Amazon isn't just throwing that money away in order to claim quick PR points. Here's a short and incomplete list of COVID-19 expenses from the second quarter:

  • $500 million of one-time "Thank You" bonuses to Amazon workers and contractors who put their own health on the line for the company in June.
  • 650,000 full-time and part-time Amazon and Whole Foods workers now have access to 10 days of free emergency care of children and adult family members.
  • The company added 175,000 new employees in the second quarter and intends to keep 125,000 of these temporary workers onboard in permanent, full-time positions.
  • More than 150 workflow processes in Amazon's shipping facilities had to be changed in order to comply with social-distancing guidelines.
A group of delivery workers delivers some packages while wearing face masks and protective clothing.

Image source: Getty Images.

What does it all mean for Amazon investors?

Amazon is taking its commitment to COVID-19 mitigation very seriously.

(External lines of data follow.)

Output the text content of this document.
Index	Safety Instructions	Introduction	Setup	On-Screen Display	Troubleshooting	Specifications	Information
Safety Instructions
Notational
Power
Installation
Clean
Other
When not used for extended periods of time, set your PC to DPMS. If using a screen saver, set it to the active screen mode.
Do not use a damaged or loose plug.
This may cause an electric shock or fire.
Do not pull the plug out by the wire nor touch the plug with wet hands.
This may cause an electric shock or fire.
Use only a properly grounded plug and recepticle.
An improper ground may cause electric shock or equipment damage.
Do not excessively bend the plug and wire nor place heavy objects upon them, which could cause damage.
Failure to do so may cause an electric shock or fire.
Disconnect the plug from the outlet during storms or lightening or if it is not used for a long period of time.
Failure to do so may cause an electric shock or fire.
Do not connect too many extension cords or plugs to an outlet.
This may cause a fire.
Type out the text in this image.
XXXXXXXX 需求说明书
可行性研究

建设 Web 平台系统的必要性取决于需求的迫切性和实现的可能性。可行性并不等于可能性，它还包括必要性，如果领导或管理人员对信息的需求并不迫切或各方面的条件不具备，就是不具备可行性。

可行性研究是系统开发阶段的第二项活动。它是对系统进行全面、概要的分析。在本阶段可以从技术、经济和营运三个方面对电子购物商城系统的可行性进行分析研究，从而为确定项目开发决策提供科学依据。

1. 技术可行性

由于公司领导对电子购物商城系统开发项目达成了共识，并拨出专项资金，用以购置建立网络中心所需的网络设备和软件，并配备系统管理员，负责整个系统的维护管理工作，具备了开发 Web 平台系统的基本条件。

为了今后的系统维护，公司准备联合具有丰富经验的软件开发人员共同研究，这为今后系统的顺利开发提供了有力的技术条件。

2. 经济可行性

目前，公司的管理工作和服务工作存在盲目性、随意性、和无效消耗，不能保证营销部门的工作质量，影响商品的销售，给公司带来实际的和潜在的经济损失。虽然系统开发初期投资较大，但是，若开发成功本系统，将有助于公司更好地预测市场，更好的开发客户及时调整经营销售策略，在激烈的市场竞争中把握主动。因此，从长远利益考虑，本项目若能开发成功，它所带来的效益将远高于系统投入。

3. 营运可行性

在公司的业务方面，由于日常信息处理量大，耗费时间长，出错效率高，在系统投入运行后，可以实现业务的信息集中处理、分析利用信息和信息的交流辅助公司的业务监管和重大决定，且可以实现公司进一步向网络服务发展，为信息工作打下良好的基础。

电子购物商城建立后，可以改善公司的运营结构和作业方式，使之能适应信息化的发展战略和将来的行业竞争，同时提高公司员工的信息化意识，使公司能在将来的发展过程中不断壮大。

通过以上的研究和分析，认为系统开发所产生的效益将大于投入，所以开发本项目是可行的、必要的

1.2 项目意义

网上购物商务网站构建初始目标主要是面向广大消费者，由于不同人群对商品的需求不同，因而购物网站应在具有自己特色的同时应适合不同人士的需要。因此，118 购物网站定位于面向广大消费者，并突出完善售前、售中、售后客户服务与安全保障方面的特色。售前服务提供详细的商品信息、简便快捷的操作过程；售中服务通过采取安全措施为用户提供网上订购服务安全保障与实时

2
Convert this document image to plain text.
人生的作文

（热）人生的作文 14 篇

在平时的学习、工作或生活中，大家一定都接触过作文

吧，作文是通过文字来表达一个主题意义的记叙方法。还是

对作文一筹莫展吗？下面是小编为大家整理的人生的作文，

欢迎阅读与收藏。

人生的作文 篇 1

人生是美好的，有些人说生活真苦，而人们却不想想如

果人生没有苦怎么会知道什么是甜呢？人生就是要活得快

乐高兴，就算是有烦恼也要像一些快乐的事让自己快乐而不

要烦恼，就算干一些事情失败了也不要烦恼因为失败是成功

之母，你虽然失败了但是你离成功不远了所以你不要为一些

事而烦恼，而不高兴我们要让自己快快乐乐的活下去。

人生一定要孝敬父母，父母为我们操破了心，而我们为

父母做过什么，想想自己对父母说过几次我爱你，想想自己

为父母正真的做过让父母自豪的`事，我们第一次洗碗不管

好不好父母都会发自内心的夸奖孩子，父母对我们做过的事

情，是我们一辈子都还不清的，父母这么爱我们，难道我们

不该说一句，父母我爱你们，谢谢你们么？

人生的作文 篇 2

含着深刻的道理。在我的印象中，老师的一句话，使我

The company could have nearly doubled its operating income in the second quarter by shrugging off Bezos' $4 billion coronavirus promise. That would have been a long-term disaster for Amazon's brand name, of course. In that light, the renewed promise to invest another $2 billion in anti-COVID measures in the next quarter is the bigger story.

Jeff Bezos famously runs Amazon as if each day is Day One of operations in a brand-new start-up business. That means not sitting on your laurels, not collecting massive reserves of cash profits, and reinvesting the windfall from unexpected business-boosting events like the COVID-19 pandemic right back into the company. Bezos always optimizes Amazon's business plan to maximize long-term growth.

The COVID-19 investment does that by protecting the company and its workers in a time of crisis, and the lessons learned here should help Amazon get a handle on future crises as well. And that's how Amazon continues to deliver double-digit growth even in normal quarterly reports as if it didn't have a $1.6 trillion market cap and $322 billion in trailing revenue.